Joseph Deitcher 2012. In Memoriam.
I normally write about business. Today, the first anniversary on the Hebrew calendar of my father's passing, I would like to write about business lessons from my father, from whom I learned the most valuable lessons of all.
I cannot give a true insight into his life, his soul, his joy and happiness in life - even and perhaps especially during difficult times - in a short post. I can share, as I did with my family yesterday evening, some of the key life lessons about how a person should conduct himself. These explain the type of honest man he was, but also why he was the businessman he was, and how it influenced me.
Yesterday evening I pulled these from the "Mishna", the 6 sets of books, written around 2 millennia ago, that serve as the foundational text of Jewish law. The lessons, however, apply to all people, in life and in business, and were the very nature of his character. My father believed one should be:
- Responsible: Take care of yourself first and foremost, never being a burden to others if you can help it.

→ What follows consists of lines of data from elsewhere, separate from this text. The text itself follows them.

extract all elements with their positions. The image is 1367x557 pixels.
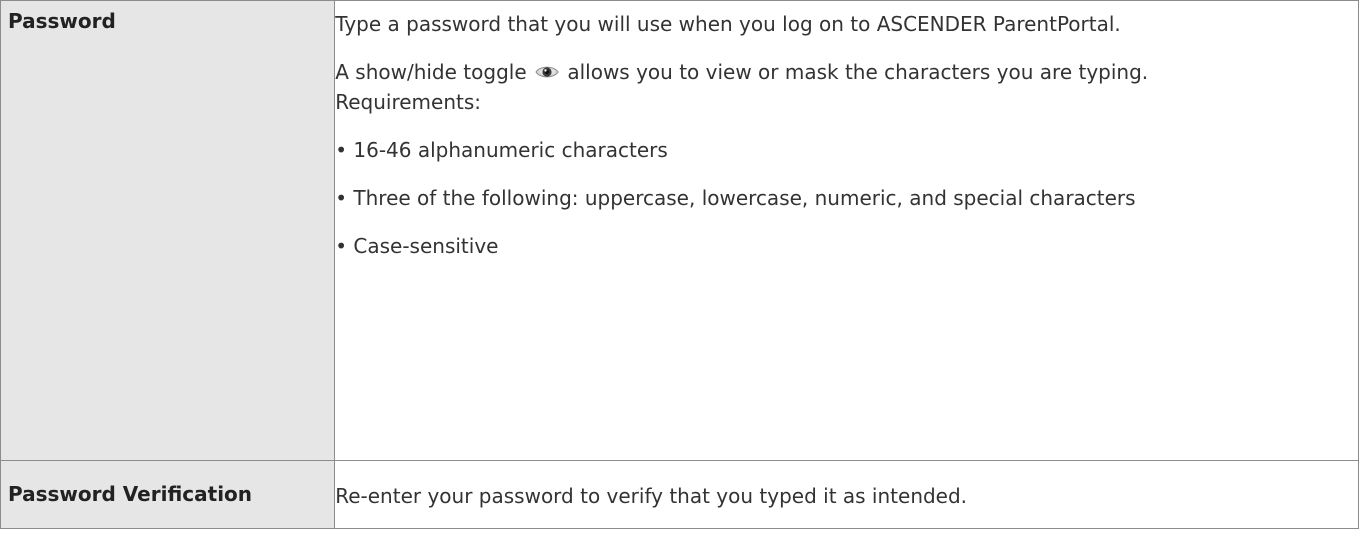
field-name-cell: Password Verification	[0, 460, 336, 529]
toggle-description: A show/hide toggle allows you to view or…	[335, 57, 1318, 87]
eye-icon	[535, 66, 559, 78]
field-name-cell: Password	[0, 0, 336, 461]
field-name-password-verification: Password Verification	[8, 482, 253, 506]
requirements-label: Requirements:	[335, 90, 482, 114]
toggle-text-before: A show/hide toggle	[335, 60, 527, 84]
field-description-table: Password Type a password that you will u…	[0, 0, 1359, 529]
description-cell: Re-enter your password to verify that yo…	[334, 460, 1359, 529]
requirement-item: • 16-46 alphanumeric characters	[335, 138, 668, 162]
verification-description: Re-enter your password to verify that yo…	[335, 483, 968, 508]
requirement-item: • Three of the following: uppercase, low…	[335, 186, 1136, 210]
table-row: Password Verification Re-enter your pass…	[0, 460, 1359, 529]
password-intro-text: Type a password that you will use when y…	[335, 12, 1121, 36]
toggle-text-after: allows you to view or mask the character…	[567, 60, 1149, 84]
field-name-password: Password	[8, 9, 116, 33]
description-cell: Type a password that you will use when y…	[334, 0, 1359, 461]
requirement-item: • Case-sensitive	[335, 234, 499, 258]
table-row: Password Type a password that you will u…	[0, 0, 1359, 461]
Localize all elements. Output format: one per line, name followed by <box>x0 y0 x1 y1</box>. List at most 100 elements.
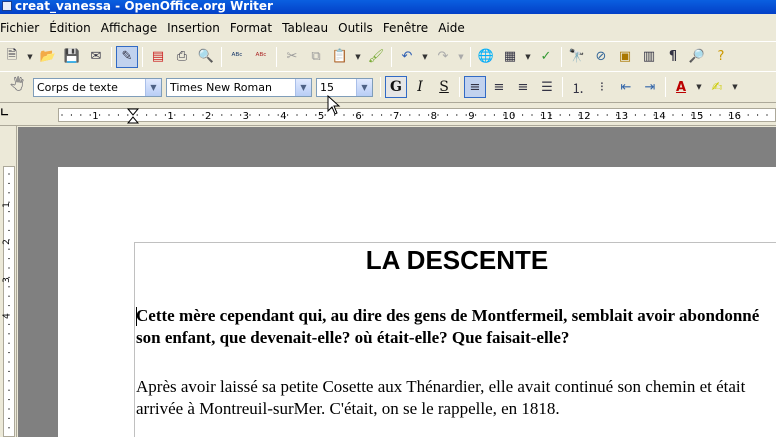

- Charitable: Be charitable with both your time and money, but never so much that you yourself become dependent upon it. You need to take care of yourself and enjoy your life, too.
- Fair: Earn what you deserve, deserve what you earn
- Accommodating: When you can, and it is for the greater good, compromise, even if it hurts your pride.
- Faithful: Be true to religion and its mandates, your beliefs, and God, but never let that get in the way of being a "mensch" -- a gentleman, a human, and respectful of others, especially if they are doing the same.
- Sensible: Use your common sense, your brain; it is God's manifestation in the human. Always use your head.
May his memory be a blessing and inspiration for all who knew him and those who only hear his voice now.